House of Fraser gets new owner but customers remain in dark over gift cards
There was confusion last night over the validity of House of Fraser vouchers after the department store chain was bought by Sports Direct owner, Mike Ashley.
The Newcastle United boss swooped with a £90m rescue to buy all 59 stores just hours after it entered administration yesterday morning.
The doors remained shut until 11am at the 150,000 sq ft House of Fraser store at Belfast's Victoria Square yesterday, as staff were informed they had a new employer.
The massive department store had not been among the 31 stores previously earmarked for closure by the troubled retailer.
A source close to the store suggested Belfast was considered among the House of Fraser's more profitable outlets.
Sports Direct has said it will attempt to keep as many outlets open as possible, with Mr Ashley pledging to turn the chain into "the Harrods of the high street".
In 2015, Mr Ashley bought Belfast's Donegall Arcade and he also owns 10 Sports Direct stores in Northern Ireland.
House of Fraser had recently agreed a so-called Company Voluntary Arrangement (CVA) with landlords to close half of its 59 stores, with 6,000 jobs in the firing line. It's still unclear what the status of the CVA is following the takeover.
When asked for clarity on the status of its anchor tenant, Victoria Square declined to comment, stating that it does not comment on individual brands within the centre.
There is also uncertainty for people left holding gift vouchers, with staff in Belfast informing some customers yesterday that they would not be accepting them "until further notice".
Shoppers were quick to air their frustration on social media, but some said they had been able to redeem their vouchers online.
John French, chief executive of The Consumer Council, said: "If a new company buys over the business, it will be at the new company's discretion whether to honour gift cards or vouchers.
"If you have a House of Fraser gift card/voucher, you might like to check with the person who gave you the gift card or voucher to see if it was purchased using a credit or Visa card.
"Such purchases have additional protection and a full refund may be provided by the card issuer."
Mike Ashley had been in competition with the owner of Edinburgh Woollen Mill, Philip Day, to buy out the chain.
Sources said he could soon begin the process of turning some House of Fraser stores into Sports Direct outlets and rebrand others under his upmarket Flannels outlet.
He described the transaction as a "massive step forward" for his firm, adding: "This will benefit both House of Fraser and Flannels in the luxury sector.

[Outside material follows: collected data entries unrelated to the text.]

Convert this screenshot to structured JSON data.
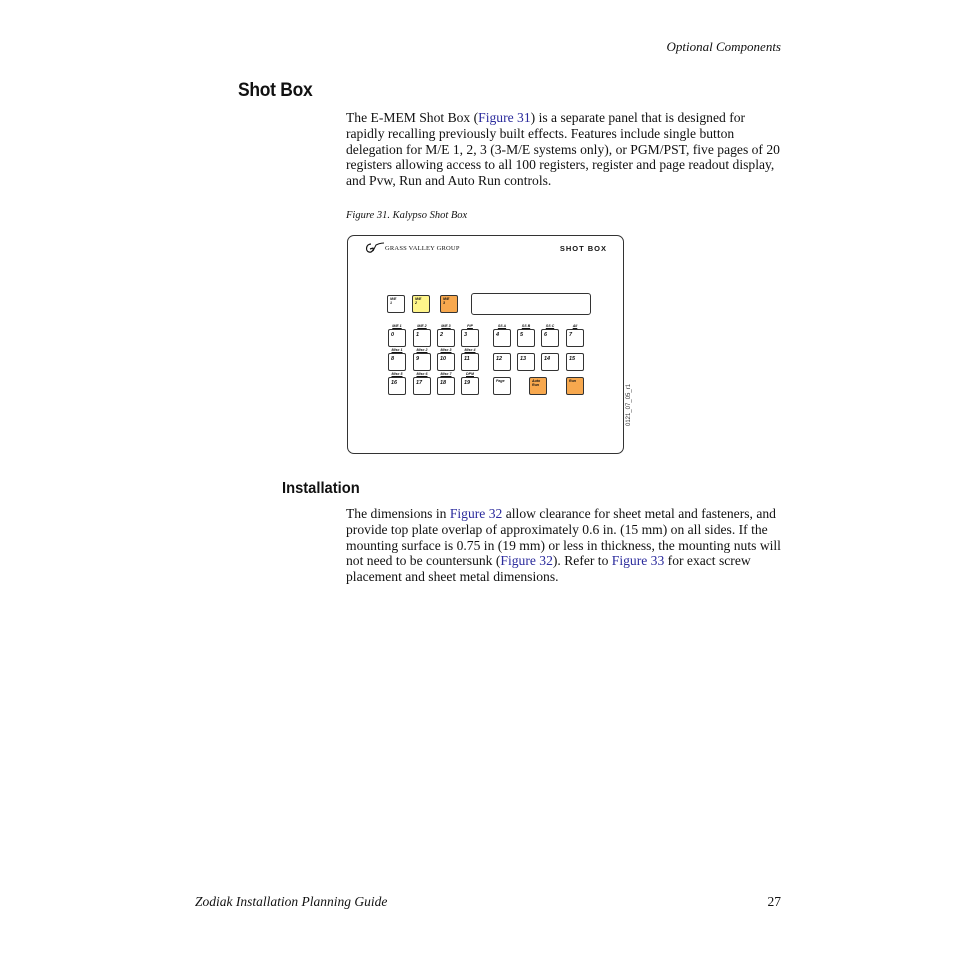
{
  "header": {
    "section": "Optional Components"
  },
  "shot_box": {
    "heading": "Shot Box",
    "para_parts": [
      "The E-MEM Shot Box (",
      "Figure 31",
      ") is a separate panel that is designed for rapidly recalling previously built effects. Features include single button delegation for M/E 1, 2, 3 (3-M/E systems only), or PGM/PST, five pages of 20 registers allowing access to all 100 registers, register and page readout display, and Pvw, Run and Auto Run controls."
    ],
    "figure_caption": "Figure 31.  Kalypso Shot Box"
  },
  "figure": {
    "logo_text": "GRASS VALLEY GROUP",
    "panel_title": "SHOT BOX",
    "figure_id": "0121_07_05_r1",
    "colors": {
      "yellow": "#fff58a",
      "orange": "#f7a84e"
    },
    "delegation_keys": [
      {
        "label": "M/E 1",
        "color": "white"
      },
      {
        "label": "M/E 2",
        "color": "yellow"
      },
      {
        "label": "M/E 3",
        "color": "orange"
      }
    ],
    "register_rows": [
      {
        "labels": [
          "M/E 1",
          "M/E 2",
          "M/E 3",
          "P/P",
          "SS A",
          "SS B",
          "SS C",
          "All"
        ],
        "keys": [
          "0",
          "1",
          "2",
          "3",
          "4",
          "5",
          "6",
          "7"
        ]
      },
      {
        "labels": [
          "Misc 1",
          "Misc 2",
          "Misc 3",
          "Misc 4",
          "",
          "",
          "",
          ""
        ],
        "keys": [
          "8",
          "9",
          "10",
          "11",
          "12",
          "13",
          "14",
          "15"
        ]
      },
      {
        "labels": [
          "Misc 5",
          "Misc 6",
          "Misc 7",
          "DPM",
          "",
          "",
          "",
          ""
        ],
        "keys": [
          "16",
          "17",
          "18",
          "19"
        ]
      }
    ],
    "control_keys": [
      {
        "label": "Page",
        "color": "white"
      },
      {
        "label": "Auto Run",
        "color": "orange"
      },
      {
        "label": "Run",
        "color": "orange"
      }
    ]
  },
  "installation": {
    "heading": "Installation",
    "para_parts": [
      "The dimensions in ",
      "Figure 32",
      " allow clearance for sheet metal and fasteners, and provide top plate overlap of approximately 0.6 in. (15 mm) on all sides. If the mounting surface is 0.75 in (19 mm) or less in thickness, the mounting nuts will not need to be countersunk (",
      "Figure 32",
      "). Refer to ",
      "Figure 33",
      " for exact screw placement and sheet metal dimensions."
    ]
  },
  "footer": {
    "title": "Zodiak Installation Planning Guide",
    "page": "27"
  }
}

"We will do our best to keep as many stores open as possible. It is vital that we restore the right level of ongoing relationships with the luxury brands.
"Our deal was conservative, consistent and simple.
"My ambition is to transform House of Fraser into Harrods of the High Street."
Like so many retail names, House of Fraser has fallen victim to the rise in discount stores and the shift in consumer habits from physical purchase to online shopping.
Aodhan Connolly, director of the Northern Ireland Retail Consortium, believes House of Fraser's problems should be a warning for action to prevent the demise of the high street.
He said: "This is a critical period for the retail industry, caused by a perfect storm of pressures including rising costs and new technology changing how people shop.
"How much more news like this will it take before we have action to support retailers by cutting the inequitable and antiquated business rates bill?"